Lord Laming's report comes only months after councils complete implementation of local ICS applications

Children are not being supported properly

The Integrated Children's System (ICS) project, intended to improve collaboration between child welfare professionals, is hampering social workers rather than helping them, and should be replaced by a single national system, according to a government-commissioned report on child protection in England.

The recommendation comes just months after most councils completed the implementation of local ICS applications, often after long delays.

The latest report by Lord Laming follows the Baby P case in which a 17-month-old boy in the London Borough of Haringey died after months of abuse despite being seen 60 times by child care workers.
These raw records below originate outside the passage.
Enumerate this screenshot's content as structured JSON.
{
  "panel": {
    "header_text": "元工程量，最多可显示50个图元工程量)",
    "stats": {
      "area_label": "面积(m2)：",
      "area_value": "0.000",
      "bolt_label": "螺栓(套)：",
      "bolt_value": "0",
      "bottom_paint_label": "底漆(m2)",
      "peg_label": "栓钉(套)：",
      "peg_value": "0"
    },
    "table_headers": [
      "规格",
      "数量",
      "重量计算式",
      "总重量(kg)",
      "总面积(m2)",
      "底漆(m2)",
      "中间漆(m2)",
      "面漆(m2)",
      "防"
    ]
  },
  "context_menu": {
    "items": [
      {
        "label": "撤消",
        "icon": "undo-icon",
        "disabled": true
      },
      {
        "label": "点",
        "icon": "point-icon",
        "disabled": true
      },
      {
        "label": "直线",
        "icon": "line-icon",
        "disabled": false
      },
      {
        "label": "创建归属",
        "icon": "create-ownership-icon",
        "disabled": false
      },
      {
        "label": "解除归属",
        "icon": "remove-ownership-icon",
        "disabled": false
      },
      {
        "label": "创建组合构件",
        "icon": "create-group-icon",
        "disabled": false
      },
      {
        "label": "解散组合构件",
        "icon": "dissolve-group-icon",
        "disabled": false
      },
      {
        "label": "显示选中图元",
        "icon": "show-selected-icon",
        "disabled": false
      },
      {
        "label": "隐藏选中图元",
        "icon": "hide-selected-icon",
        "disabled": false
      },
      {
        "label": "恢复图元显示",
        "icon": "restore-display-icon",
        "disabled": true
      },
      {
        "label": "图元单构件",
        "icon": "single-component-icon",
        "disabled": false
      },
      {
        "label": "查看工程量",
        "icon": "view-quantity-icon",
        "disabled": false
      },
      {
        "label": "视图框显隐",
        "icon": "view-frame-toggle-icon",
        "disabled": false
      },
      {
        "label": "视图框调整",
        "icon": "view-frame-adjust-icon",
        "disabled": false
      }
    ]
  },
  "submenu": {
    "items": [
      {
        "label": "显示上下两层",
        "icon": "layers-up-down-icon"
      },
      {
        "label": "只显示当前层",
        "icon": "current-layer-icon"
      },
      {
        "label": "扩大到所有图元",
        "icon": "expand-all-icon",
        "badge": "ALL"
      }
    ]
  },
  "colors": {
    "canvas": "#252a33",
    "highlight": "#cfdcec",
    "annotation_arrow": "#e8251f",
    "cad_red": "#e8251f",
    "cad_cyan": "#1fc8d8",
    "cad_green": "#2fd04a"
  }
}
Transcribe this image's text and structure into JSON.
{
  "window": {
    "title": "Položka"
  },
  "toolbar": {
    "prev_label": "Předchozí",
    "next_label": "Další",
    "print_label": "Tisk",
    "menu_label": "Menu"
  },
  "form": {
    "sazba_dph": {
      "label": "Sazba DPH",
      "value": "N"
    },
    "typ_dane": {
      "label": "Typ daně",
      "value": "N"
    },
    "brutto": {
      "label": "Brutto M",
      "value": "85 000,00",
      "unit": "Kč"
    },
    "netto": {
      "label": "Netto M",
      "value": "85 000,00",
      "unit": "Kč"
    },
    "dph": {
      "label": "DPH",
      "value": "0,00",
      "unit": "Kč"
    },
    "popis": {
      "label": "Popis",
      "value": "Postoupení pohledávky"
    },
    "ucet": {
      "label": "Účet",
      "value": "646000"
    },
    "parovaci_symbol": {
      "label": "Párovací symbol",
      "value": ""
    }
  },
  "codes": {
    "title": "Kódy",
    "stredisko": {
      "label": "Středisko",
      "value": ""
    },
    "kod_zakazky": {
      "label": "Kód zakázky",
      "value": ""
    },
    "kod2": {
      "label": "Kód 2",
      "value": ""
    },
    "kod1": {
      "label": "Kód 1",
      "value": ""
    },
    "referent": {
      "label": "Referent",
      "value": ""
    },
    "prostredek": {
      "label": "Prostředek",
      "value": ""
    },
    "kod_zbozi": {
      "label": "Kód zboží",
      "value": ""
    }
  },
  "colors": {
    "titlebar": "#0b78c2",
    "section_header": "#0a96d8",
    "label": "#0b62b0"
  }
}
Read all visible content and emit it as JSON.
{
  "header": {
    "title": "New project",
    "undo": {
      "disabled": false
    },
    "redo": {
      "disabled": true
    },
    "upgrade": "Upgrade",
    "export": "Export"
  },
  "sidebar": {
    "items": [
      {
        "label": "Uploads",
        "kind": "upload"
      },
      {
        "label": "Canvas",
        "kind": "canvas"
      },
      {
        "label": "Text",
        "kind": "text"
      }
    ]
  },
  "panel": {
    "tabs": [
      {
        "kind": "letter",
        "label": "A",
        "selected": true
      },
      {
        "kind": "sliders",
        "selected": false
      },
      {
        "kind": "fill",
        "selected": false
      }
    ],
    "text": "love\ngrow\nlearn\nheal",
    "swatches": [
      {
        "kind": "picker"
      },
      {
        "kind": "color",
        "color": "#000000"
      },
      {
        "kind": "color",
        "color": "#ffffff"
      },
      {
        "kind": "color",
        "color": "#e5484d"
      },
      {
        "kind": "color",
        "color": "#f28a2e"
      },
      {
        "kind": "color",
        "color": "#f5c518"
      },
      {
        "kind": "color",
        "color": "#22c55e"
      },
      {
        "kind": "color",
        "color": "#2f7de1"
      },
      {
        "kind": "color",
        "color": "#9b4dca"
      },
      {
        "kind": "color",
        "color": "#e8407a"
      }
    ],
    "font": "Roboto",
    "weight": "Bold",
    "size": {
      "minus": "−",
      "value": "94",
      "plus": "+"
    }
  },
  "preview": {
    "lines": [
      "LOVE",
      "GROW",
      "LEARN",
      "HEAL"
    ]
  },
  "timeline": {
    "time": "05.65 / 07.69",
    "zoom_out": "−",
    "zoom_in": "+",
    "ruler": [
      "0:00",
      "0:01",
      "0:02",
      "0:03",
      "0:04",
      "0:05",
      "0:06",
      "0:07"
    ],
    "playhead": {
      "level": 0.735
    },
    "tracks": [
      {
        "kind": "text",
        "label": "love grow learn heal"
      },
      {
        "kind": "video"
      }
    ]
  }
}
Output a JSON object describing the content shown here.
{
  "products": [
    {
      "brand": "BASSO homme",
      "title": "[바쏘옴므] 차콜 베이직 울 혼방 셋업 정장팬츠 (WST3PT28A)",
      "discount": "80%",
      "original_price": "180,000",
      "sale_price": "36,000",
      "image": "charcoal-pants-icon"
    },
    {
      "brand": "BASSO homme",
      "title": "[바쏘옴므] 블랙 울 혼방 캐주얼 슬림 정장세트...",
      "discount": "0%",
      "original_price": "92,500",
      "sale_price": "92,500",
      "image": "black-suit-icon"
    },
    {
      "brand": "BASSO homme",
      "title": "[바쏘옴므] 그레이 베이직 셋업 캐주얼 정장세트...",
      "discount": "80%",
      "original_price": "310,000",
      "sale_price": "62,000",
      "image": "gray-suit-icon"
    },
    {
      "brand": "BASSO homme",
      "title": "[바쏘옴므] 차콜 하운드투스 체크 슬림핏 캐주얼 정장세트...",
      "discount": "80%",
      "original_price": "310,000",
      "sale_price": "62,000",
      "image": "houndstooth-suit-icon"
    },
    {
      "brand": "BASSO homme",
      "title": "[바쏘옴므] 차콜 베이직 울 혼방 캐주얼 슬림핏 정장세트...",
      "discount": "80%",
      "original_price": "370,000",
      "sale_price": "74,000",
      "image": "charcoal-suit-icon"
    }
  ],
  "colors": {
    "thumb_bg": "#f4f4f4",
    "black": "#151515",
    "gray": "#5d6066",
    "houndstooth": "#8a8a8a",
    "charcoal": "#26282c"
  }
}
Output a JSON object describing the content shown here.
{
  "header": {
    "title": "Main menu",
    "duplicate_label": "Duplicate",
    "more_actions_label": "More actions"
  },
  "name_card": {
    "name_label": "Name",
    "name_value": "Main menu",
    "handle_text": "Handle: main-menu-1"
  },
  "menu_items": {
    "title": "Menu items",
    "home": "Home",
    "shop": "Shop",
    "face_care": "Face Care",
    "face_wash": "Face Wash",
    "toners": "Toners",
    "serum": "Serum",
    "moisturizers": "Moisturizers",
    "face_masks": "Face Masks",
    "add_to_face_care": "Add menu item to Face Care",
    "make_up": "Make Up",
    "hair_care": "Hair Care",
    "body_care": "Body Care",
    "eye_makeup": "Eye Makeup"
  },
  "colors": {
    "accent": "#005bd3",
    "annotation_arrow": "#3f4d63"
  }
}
Laming had previously written a similar review highlighting systemic failures following the murder of eight-year-old Victoria Climbie in 2000. One of the results of his original recommendations at that time was a new integrated computer system to improve collaboration.

Local authorities in England and Wales have recently implemented the latest set of mandatory enhancements to ICS, which aims to provides a consistent framework, method of practice and business process to support all social workers, despite serious delays at the majority of councils, revealed last year by Computing.

But Lord Laming's latest review of child protection found that ICS systems are counter productive in many cases.

While emphasising that practitioners and managers are committed to the principle of an electronic system and have no desire to return to paper-based case management, the report highlights many concerns with the current system.

"Professional practice and judgement, as said by many who contributed evidence to this report, are being compromised by an over-complicated, lengthy and tick-box assessment and recording system," says the report.

"The direct interaction and engagement with children and their families, which is at the core of social work, is said to be at risk as the needs of a work management tool overtake those of evidence-based assessment, sound analysis and professional judgement about risk of harm."

Local authorities are having to find ways to work around their systems, often introducing parallel systems to capture data, with the result that the benefits of the system are being undermined.

While the problems have less of an effect on local authorities that ensured practice strongly informed the implementation process of new systems, stronger IT leadership is needed centrally to support those that did not, the report says.

The report calls for the Department for Children, Schools and Families to undertake a feasibility study within six months with a view to rolling out a single national ICS.